Les années folles
Germain,
l’accueillit Yvette Veilleux. Viens boire quelque chose de chaud le temps qu’on
finisse de manger.
Visiblement
mal à l’aise, le jeune homme enleva sa casquette et déboutonna son manteau
avant de s’asseoir au bout du long banc occupé par Jean-Paul, Léo et Adrien. Céline
et Anne le regardèrent s’installer à table, ce qui eut pour conséquence de le
faire rougir.
– As-tu
déjeuné au moins ? lui demanda Ernest Veilleux.
– Oui, merci,
monsieur Veilleux.
En
posant la tasse de thé bouillant devant le jeune cultivateur, Yvette Veilleux
subitement se rendit compte qu’il y avait quelque chose de changé chez lui. Il
lui fallut quelques instants avant de voir que Germain Fournier était
soigneusement peigné ce matin-là et qu’en plus, il s’était rasé de près. Elle n’en
tira aucune conclusion et se garda bien d’en faire la remarque pour ne pas
gêner davantage son jeune voisin.
– La vache
est prête à être découpée, annonça Ernest. Mais je t’avertis : c’est une
grosse vache qui pourrait ben nous donner un peu plus que trois cents livres de
viande. Si on a le temps, on pourra toujours s’occuper du cochon après. Qu’est-ce
que t’en penses ?
– C’est ben
correct.
– On va
travailler dans l’entrée de la grange. On a installé une table avec des
chevalets et des madriers hier. Ma femme et mes filles ont déjà préparé tout ce
qu’il faut. Il y a aussi de la jute en masse pour envelopper la viande.
– J’ai
apporté mes couteaux, se contenta de dire Germain Fournier. Je suis habitué de
travailler avec, ajouta-t-il à titre d’excuse.
Après
le départ d’Adrien, de Léo et de Jean-Paul pour l’école, tous se ceignirent d’un
large tablier et se dirigèrent vers la grange dont la porte fut ouverte par
Ernest Veilleux. La bête était suspendue à trois pieds du sol, à faible
distance de la table improvisée. Pendant qu’on préparait les récipients et la
jute, Germain Fournier se mit en devoir d’enlever avec soin la peau de l’animal.
Il fallut à peine
un peu plus de trois heures pour débiter entièrement la vache en rôtis, en
tranches et en cubes. Germain Fournier démontrait une telle dextérité dans son
rôle de boucher qu’Ernest Veilleux renonça rapidement à se mesurer à lui. Il se
contenta de le seconder et d’aider sa femme et ses enfants à envelopper la
viande fraîchement coupée, avant qu’ils aillent la déposer dans le grand coffre
en bois installé dans la remise, au bout de la cuisine d’été.
De temps à autre, Germain
Fournier s’arrêtait de trancher quelques instants pour permettre aux Veilleux
de nettoyer la table improvisée. À deux ou trois occasions, cet
avant-midi-là, Yvette Veilleux surprit le regard du jeune cultivateur posé sur
sa fille Céline occupée à envelopper la viande.
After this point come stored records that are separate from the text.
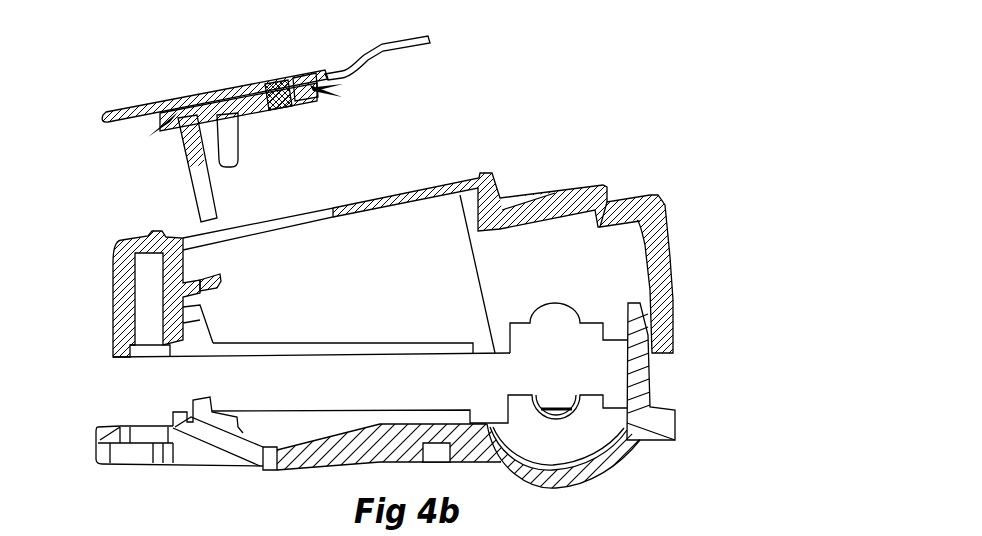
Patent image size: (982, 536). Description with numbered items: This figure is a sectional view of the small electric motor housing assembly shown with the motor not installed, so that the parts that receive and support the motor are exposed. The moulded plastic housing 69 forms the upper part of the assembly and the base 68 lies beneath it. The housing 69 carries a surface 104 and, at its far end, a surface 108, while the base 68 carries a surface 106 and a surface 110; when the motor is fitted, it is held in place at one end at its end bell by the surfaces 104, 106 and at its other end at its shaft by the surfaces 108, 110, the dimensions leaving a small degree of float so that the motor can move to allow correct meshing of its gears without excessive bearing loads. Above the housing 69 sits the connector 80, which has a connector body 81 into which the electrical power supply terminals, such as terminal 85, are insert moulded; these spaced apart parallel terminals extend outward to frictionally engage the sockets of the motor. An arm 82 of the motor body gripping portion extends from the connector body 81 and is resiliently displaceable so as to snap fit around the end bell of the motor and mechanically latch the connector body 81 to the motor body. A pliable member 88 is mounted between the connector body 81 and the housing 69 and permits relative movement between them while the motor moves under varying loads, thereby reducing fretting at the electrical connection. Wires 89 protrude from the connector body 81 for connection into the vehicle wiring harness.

The base 68 is at (97, 445).
The housing 69 is at (553, 190).
The connector 80 is at (163, 70).
The connector body 81 is at (118, 108).
The arm 82 is at (203, 202).
The electrical power supply terminal 85 is at (227, 157).
The pliable member 88 is at (347, 83).
The wires 89 is at (417, 46).
The surface 104 is at (218, 290).
The surface 106 is at (220, 410).
The surface 108 is at (643, 235).
The surface 110 is at (632, 303).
La mère de famille ne dit rien,
mais un pressentiment se forma dans son esprit.
Elle n’avait pas
tout à fait tort de soupçonner quelque chose.
Depuis sa visite
chez les Veilleux à la mi-octobre pour inviter Ernest à participer au ramassage
collectif du lait, Germain Fournier était en proie à toutes sortes de
sentiments contradictoires… Et ces sentiments lui étaient inspirés par Céline
Veilleux. La vue de la jeune fille de vingt ans avec sa taille élancée, ses
cheveux courts, son petit nez retroussé et ses joues marquées par des tache s de son l’avait singulièrement ému. En
fait, cette vision n’avait pas cessé de le hanter depuis.
Le jeune homme s’était
d’abord traité de tous les noms en se disant à mi-voix qu’il la voyait depuis
qu’elle était enfant et qu’elle n’avait rien de spécial. De plus, elle avait
dix ans de moins que lui. Malgré tout, son imagination ne le laissait pas en repos.
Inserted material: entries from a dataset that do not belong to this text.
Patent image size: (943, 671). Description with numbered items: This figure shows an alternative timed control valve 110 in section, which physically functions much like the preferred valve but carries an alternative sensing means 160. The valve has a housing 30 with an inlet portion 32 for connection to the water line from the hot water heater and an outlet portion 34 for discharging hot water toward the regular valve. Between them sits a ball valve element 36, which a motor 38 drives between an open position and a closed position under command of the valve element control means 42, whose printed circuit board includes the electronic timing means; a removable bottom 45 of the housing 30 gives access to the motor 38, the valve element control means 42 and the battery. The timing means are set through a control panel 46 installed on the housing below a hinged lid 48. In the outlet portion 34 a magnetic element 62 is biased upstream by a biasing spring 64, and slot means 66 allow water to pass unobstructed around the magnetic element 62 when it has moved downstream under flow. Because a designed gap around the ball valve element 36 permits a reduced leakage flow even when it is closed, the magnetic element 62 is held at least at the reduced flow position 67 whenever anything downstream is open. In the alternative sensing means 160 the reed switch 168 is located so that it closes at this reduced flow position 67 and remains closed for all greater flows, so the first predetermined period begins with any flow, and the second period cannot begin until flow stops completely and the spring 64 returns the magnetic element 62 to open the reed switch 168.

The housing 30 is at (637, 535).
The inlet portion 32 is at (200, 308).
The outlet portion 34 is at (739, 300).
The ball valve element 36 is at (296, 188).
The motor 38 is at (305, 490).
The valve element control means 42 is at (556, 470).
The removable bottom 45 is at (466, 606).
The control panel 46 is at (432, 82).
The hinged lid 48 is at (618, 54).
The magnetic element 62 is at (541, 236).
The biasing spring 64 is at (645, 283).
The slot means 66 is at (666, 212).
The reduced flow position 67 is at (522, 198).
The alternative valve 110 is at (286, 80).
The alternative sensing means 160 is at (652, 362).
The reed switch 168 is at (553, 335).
Il voyait Céline partout et il en était peu à peu venu à lui tenir des
conversations dont il formulait les questions et les réponses.
Finalement, n’en
pouvant plus, il avait cherché divers moyens de revoir la jeune fille, sans
pour autant paraître ridicule. C’est ainsi qu’il avait opté pour la grand-messe
du dimanche parce qu’elle y allait toujours avec ses parents. Il avait vite
pris l’habitude d’arriver à l’église avant les Veilleux pour avoir le plaisir
de voir entrer la jeune fille aux côtés de ses parents. Assis à une dizaine de
bancs derrière celui occupé par les Veilleux, il ne cessait de regarder à la
dérobée le profil de Céline durant la messe.